Guided meditation is a practice in which individuals are trained to find an area where the one meditating will be free of distractions. In guided meditation soothing photographs or scenarios from nature may be used to enhance the ability of the mind to be guided through a sense of inner peace. Guided meditation can be done alone or after physically stretching.
This landscape could be made out of different visualizations from nature. Green open fields, sandy beaches, lakes, palm trees, clouds, mountains, all sorts of vegetation, bodies of water and the vast image of the ocean. From these glimpses a more spiritual landscape emerges during meditation; a landscape that appears by remembering and comparing the physical landscape.
Some people expect to have an empty mind during guided meditation. This could be very challenging. Some people may reach this state and some may become a peaceful observer of the images that arise during meditation. As observers we may feel detached and find comfort during this quite time.
Observing a landscape in our minds during meditation may help us detach from the physical world. We can get detached from the roughness of severe traffic during the day or the cold and impersonal look of concrete in buildings. We can also connect with nature and finding its comfort and beauty.
For people that practice cycling there is a type of inner landscape that is visualized as well. It is a landscape that arises when strong exertion is applied. It is the visualization of a zone where one must pedal to overcome the obstacles along the way in order to reach the top of an elevated terrain. During a cycling session a trainer could guide a group of people through flat roads, curves and inclined planes. This is done amongst other cues by adding resistance on the stationary bike, leaning to the sides and forward, and standing while pedaling.

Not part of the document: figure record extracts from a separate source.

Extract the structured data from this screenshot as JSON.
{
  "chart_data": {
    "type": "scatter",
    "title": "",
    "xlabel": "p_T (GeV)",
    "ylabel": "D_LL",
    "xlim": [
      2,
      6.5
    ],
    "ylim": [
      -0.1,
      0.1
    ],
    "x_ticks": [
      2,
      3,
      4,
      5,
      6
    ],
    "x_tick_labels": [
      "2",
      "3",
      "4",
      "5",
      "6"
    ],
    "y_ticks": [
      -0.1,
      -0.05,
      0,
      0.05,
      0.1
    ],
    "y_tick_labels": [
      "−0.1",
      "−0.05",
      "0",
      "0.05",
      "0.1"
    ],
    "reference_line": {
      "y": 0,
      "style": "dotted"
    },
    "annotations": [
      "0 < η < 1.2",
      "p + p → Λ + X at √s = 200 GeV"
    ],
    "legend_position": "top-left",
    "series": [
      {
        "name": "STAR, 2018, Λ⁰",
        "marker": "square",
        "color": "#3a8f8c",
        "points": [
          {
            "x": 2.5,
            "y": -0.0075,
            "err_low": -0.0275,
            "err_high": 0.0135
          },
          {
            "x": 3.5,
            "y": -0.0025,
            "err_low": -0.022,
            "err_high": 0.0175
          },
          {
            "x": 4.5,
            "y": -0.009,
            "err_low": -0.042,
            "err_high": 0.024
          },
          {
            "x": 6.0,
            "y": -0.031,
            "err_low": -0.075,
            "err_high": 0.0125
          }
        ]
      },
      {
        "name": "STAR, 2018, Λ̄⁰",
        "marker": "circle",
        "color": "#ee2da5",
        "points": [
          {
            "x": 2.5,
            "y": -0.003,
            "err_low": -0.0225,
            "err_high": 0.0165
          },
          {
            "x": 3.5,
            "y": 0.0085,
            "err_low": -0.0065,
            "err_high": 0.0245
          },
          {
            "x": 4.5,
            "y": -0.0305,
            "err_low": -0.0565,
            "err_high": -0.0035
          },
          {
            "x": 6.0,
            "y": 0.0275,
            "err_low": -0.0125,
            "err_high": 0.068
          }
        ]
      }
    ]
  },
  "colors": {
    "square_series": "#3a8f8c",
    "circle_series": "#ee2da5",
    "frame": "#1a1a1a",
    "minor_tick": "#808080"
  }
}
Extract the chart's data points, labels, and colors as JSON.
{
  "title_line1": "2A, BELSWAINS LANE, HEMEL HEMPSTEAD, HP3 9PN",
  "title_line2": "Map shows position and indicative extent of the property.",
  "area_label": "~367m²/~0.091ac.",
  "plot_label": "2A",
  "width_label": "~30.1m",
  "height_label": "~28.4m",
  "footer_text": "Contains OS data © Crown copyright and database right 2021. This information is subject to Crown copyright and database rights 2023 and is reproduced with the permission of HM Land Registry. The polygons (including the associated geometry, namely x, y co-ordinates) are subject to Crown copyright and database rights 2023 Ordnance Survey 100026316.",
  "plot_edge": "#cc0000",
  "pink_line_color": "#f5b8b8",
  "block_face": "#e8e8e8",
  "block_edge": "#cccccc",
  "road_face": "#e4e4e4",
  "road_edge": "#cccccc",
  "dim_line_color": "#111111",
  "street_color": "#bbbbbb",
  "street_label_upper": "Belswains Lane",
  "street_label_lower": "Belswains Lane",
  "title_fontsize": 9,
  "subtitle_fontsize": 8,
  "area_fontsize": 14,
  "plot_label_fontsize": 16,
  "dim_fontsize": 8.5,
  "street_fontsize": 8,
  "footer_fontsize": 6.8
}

The process to achieve an inner landscape in cycling is similar to the one in guided meditation. Both practices seek to overcome obstacles such as fear, insecurities and agitations during the day in order to reach a sense of wellbeing. Connecting with nature is an important part of the process to detach oneself from these physical constrains. During this process one may focus in some areas of the body and gradually shift the focus to the images in nature that may arise.
As we connect with nature, we ground ourselves to feel part of a greater picture and we can release our limitations to the feel of cool soil under our feet, to the sound of water falling, to the breeze on our face, to the warmth of lush vegetation around us, or to soothing view of the open sea. Whatever one chooses to experience as a personal landscape, it is the brief sense of freedom from the practical world that we may have the desire to come back when we meditate or cycle again.